L’assemblée générale du 4 juin 2019 a choisi de confier ces travaux de réfection des réseaux des canalisations d’eaux usées à la société AROD selon son devis n°1802046 pour un montant de 53250 € HT, sous la maîtrise d’œuvre du cabinet Imméau.
Un ordre de service était signé le 19 juin 2019.
La société Arod a été informée à la fin du mois de juillet 2020 de ce que le syndicat des copropriétaires ne souhaitait pas engager les travaux visés au devis.
Par exploit de commissaire de justice du 5 mai 2021, la société Arod a assigné devant le Tribunal judiciaire de Paris le syndicat des copropriétaires aux fins d’indemnisation.
Selon ses dernières conclusions récapitulatives n°2 notifiées par voie électronique le 6 octobre 2022 la société AROD demande au tribunal de :
« Condamner le Syndicat des Copropriétaires du [Adresse 1] représenté par le Cabinet JOURDAN, son Syndic, à payer à la société AROD la somme de 20 370 € à titre de dommages et intérêts au titre de la rupture abusive du marché.

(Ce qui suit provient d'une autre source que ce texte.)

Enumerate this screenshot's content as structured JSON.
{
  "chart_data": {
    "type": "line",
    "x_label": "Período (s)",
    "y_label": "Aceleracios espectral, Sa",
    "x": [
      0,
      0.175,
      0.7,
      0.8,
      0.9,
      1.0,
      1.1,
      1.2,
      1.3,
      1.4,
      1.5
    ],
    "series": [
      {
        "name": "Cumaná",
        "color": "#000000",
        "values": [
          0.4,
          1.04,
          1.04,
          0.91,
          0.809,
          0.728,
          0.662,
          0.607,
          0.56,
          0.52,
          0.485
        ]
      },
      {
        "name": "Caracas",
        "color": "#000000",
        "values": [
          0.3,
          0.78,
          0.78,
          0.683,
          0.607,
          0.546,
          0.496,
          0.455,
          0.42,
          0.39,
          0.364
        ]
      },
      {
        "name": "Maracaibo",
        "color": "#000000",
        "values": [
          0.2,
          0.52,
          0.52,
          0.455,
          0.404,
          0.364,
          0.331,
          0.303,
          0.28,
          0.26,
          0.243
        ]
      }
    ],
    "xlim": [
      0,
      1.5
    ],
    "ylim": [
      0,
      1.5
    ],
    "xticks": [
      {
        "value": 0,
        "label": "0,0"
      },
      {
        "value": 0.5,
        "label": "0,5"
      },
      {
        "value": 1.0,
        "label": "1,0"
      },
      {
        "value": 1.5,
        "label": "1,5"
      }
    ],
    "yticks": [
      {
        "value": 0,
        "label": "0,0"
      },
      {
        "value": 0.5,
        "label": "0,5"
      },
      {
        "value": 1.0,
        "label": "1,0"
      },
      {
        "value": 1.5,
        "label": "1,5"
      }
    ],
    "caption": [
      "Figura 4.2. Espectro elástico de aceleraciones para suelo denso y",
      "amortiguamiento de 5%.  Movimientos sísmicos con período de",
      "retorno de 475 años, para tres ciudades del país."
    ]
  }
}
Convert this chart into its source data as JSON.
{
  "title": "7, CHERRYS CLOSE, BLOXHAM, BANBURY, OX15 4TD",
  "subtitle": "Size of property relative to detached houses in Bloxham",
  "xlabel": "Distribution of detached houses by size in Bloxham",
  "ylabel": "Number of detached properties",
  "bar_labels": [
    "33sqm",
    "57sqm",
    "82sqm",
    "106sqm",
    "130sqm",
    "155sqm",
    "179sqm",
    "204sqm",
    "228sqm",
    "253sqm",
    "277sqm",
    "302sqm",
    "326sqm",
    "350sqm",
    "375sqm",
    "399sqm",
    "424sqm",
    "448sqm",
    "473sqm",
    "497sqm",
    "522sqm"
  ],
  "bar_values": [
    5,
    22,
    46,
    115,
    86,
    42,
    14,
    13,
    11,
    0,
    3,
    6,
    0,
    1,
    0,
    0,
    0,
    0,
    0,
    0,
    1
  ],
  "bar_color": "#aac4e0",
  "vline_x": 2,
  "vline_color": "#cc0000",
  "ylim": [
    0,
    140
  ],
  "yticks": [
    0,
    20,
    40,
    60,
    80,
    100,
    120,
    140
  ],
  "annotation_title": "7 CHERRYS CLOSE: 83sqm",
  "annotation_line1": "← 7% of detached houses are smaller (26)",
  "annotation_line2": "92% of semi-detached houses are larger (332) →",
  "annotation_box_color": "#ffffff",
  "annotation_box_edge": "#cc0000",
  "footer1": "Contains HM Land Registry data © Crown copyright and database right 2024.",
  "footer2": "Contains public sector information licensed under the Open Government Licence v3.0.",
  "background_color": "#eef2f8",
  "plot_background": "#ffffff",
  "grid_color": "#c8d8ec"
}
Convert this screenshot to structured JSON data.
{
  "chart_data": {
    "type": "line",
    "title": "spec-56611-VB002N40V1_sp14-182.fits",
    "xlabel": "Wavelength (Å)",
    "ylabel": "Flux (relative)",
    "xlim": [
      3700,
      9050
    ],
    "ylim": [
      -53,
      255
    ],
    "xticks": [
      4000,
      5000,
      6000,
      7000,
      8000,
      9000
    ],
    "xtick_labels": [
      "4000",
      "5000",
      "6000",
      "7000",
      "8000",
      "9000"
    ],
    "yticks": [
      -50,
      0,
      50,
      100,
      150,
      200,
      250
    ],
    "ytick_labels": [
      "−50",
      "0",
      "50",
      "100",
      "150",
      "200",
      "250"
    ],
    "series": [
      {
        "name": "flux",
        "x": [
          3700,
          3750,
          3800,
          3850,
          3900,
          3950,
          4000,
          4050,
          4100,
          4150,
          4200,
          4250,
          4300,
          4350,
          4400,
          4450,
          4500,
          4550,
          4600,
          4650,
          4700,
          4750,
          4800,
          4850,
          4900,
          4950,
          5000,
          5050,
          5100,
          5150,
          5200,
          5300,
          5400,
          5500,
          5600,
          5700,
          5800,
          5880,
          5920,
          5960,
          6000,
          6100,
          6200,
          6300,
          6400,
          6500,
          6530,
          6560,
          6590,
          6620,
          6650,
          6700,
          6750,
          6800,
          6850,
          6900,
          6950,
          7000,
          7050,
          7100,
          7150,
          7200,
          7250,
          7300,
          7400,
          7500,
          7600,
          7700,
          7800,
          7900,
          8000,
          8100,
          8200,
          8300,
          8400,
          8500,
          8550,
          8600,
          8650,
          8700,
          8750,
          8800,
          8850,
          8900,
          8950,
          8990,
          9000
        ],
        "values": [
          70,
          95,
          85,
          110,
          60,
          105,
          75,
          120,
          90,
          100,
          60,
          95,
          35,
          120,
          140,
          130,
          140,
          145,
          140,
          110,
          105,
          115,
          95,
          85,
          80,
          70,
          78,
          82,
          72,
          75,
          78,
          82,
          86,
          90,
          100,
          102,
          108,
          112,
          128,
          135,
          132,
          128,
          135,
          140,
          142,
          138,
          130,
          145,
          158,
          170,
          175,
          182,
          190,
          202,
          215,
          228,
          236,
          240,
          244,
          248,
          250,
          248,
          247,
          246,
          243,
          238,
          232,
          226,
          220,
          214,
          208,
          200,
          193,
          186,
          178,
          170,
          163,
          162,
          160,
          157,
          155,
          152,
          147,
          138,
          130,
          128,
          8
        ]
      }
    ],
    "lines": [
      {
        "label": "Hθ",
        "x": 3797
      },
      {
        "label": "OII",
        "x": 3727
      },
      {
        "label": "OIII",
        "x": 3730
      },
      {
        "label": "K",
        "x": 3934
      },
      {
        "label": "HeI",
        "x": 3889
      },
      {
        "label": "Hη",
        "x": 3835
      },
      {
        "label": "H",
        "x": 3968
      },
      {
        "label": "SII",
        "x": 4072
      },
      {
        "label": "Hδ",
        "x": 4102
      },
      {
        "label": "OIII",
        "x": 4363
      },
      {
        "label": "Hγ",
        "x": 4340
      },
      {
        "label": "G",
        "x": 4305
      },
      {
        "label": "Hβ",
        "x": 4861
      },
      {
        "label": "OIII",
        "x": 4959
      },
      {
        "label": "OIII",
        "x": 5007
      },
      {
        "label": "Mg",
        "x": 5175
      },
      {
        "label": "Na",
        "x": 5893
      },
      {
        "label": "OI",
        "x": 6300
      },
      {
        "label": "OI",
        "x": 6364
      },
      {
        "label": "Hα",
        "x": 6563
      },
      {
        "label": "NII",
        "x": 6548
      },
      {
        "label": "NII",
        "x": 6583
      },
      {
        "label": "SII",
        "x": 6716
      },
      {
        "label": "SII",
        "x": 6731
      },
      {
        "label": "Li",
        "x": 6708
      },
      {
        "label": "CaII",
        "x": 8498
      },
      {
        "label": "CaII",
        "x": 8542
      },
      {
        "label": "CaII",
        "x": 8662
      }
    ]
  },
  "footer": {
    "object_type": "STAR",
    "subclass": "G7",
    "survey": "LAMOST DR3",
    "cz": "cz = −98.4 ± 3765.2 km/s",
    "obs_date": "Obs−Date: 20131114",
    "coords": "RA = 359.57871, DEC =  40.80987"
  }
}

Condamner le Syndicat des Copropriétaires du [Adresse 1] représenté par le Cabinet JOURDAN, son Syndic, au paiement à la société AROD de la somme de 4 500 € sur le fondement de l'article 700 du code de procédure civile ainsi qu'aux dépens de l'article 699 du Code de procédure civil dont distraction au profit de Me Gilles BOUYSSOU, Avocat aux offres de droit. »
Selon ses dernières conclusions récapitulatives notifiées par voie électronique le 19 octobre 2022, le syndicat des copropriétaires demande au tribunal de :
« DEBOUTER la société AROD de toutes ses demandes, fins et conclusions CONDAMNER la société AROD à la somme de 4.000 € sur le fondement de l’article 700 du CPC CONDAMNER la société AROD aux entiers dépens » En application de l'article 455 du code de procédure civile, il convient de se référer aux dernières écritures précitées des parties pour plus ample exposé des faits, prétentions et moyens de celles-ci.
La clôture a été prononcée le 4 novembre 2022.
MOTIFS DE LA DÉCISION
I - Sur la demande principale
La société Arod sollicite l’indemnisation de ses préjudices au motif que la rupture du contrat signé par le syndicat des copropriétaires est abusive et que celle-ci lui a causé un préjudice qu’elle évalue à 20 370€.
En défense, le syndicat des copropriétaires se prévaut de l’urgence pour justifier de la rupture du contrat, cette urgence étant selon lui caractérisée par la nature même des travaux destinés à remplacer un réseau vétuste et fuyard. Elle ajoute par ailleurs que la société Arod n’a jamais manifesté sa réelle intention de démarrer les travaux prévus au contrat.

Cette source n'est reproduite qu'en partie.